New Jersey Fire Notes.
The safety of a lot of valuable property on Broad street, Newark, was threatened when a fire broke out in the top floor of the Commercial Photographic studio, at No. 839. The fire was caused by the action of the chemicals used by the photographer, as happened on the same floor about four years ago, when the same photographer occupied the premises. In answer to the alarm came 4 steam engines (2 first-class, 1 extra-first and 1 double-extra first) ; 2 large hose wagons, 3 combination chemical engines and hose wagons, 2 large-size aerial trucks, the chief, deputy chief and 2 battalion chiefs, with the salvage corps and police reserves. Three of the wagons are equiped with the Glazier decknozzle. It was only a 1-alarm fire, but its location caused extra precautions to be taken. The high-pressure was turned on and its four streams worked so efficiently that only one engine was called upon. It threw one stream. The floors below were deluged with water and their contents (tailors’ goods and drygoods) very greatly damaged. The high-pressure streams were somewhat difficult to manage inside the building. The aerial ladder, as it was being raised, caught on a trolley guy wire stretched across the street. Frank Burrows, of truck No. 1, climbed to free it and was crawling over the rungs of the ladder when the truck suddenly moved forward and the ladder dropped. Burrows was left with his head hanging down and one leg between the rungs. Fortunately the ladder fell only part of the way and Deputy Chief Sloan, with the help of some of the firemen, extricated him’ He escaped with a sprained ankle. Burrows, however, who has only just joined the department, found it rather a rough first-experience.

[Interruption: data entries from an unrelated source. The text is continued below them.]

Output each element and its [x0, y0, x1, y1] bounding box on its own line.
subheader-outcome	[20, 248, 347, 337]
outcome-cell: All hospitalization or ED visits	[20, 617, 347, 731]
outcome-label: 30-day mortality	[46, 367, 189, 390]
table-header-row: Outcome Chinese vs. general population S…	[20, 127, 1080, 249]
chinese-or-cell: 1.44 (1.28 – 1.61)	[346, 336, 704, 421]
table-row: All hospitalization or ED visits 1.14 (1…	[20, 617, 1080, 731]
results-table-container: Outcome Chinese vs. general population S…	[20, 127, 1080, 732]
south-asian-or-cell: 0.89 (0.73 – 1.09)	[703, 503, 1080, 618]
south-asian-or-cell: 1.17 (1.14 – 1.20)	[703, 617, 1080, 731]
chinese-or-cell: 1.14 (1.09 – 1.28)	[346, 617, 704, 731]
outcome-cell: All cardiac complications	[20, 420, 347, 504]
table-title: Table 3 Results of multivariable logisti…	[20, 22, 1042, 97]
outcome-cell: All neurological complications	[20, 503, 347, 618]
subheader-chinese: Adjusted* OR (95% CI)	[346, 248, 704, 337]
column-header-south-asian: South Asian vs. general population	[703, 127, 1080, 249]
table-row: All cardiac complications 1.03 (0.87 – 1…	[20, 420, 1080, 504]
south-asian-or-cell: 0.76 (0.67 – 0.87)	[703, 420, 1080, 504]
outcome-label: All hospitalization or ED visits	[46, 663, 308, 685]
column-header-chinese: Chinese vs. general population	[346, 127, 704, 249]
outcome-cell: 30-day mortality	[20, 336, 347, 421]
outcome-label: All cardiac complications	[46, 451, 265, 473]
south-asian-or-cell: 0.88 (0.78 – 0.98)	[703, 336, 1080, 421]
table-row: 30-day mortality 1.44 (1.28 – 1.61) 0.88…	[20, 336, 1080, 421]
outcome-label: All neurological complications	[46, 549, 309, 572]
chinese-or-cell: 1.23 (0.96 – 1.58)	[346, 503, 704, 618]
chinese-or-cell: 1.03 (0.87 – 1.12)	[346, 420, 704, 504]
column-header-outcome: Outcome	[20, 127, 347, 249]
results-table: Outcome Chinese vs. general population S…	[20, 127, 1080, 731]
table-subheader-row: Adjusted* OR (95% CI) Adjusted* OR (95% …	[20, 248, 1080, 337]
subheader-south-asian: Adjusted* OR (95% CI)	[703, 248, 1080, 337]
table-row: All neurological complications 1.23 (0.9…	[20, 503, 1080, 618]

A serious fire in a Newark saloon was quickly put out by an energetic policeman and a few pails of water. He saw smoke issuing from the door, and on running in found a small fire eating its way up the side wall, and the saloonkeeper and some of his customers trying to extinguish it. What was remarkable about the incipient blaze was that its apparent origin was the ignition from some cause or another of some roach powder which a demonstrating peddler of the stuff had sprinkled in the crevices of the floor near the wall. It is claimed that this suddenly burst into flame.
Fire that did about $10,000 damage destroyed six buildings, with twenty-one head of cattle, on the farm of Matthew Frank, near Hutchinson’s Mills, early in the night of Feb. 17. Midwinter lightning struck one of the barns on tlie premises, igniting it and starting a blaze that quickly spread to the other structures immediately ad joining, including the Frank home.

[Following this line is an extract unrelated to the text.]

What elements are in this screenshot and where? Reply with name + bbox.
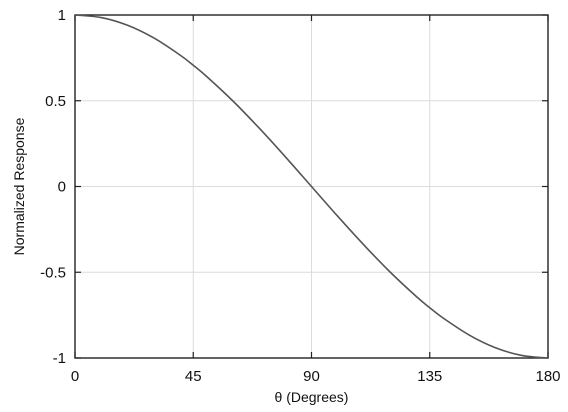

A Paterson correspondent writes that the “Volunteer hose company of the borough of Prospect Park has made up its full complement of members. It is a new company, and at present all its members are ftdl of zeal and attend the meetings with the greatest regularity. The officers are as follows: President, Krine Hook; vice-president, Barney Stap; secretary, Latuberttts Toun; treasurer, Philip Bregman. The company has asked the council of the borough to give them 12 fire buckets, 3 hooks, a 30-ft. lad der and 2 lanterns. Although the borough has but a small population, it has two fire companies, only one of which—the above organisation, claims to be ‘official.’ The other is not in such favor, the reason being that some of its members live in this city.”

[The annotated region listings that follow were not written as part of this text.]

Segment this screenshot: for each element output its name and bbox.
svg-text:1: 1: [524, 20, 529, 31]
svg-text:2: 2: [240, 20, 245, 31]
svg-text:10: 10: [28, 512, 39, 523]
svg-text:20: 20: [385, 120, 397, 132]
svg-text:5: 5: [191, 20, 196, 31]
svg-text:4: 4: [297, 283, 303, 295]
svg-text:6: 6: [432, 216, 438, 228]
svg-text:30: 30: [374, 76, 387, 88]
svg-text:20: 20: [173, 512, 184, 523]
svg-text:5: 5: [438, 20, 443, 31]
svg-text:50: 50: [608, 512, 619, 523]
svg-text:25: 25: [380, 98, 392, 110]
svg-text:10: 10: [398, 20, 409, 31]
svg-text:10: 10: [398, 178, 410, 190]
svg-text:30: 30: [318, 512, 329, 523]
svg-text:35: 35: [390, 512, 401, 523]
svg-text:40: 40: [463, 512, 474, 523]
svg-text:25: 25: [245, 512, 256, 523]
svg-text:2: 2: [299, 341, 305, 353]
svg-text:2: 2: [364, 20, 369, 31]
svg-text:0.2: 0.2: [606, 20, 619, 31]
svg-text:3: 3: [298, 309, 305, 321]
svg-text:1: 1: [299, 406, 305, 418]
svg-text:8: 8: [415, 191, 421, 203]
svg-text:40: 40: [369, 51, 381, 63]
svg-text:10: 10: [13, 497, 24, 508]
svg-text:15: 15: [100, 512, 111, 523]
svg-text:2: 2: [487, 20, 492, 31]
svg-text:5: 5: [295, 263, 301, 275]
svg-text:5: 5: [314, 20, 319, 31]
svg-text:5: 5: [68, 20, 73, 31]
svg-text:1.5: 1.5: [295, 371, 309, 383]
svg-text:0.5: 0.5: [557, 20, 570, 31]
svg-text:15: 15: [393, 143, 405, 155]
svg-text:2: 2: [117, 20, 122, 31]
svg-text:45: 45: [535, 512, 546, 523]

Atlantic City merchants have been rudely disabused of the idea that, with the new water mains recently laid and the well equiped and efficient local fire department -and commonly accepted means for quickly extinguishing and keeping down fires, the insurance rates would be reduced. The Underwriters’ Association has shown the idea thus entertained to be utterly erroneous. The secretary and inspector, after having gone over the ground, still cling to the notion that a big conflagration is quite within the possibilities— and the rates remain the same.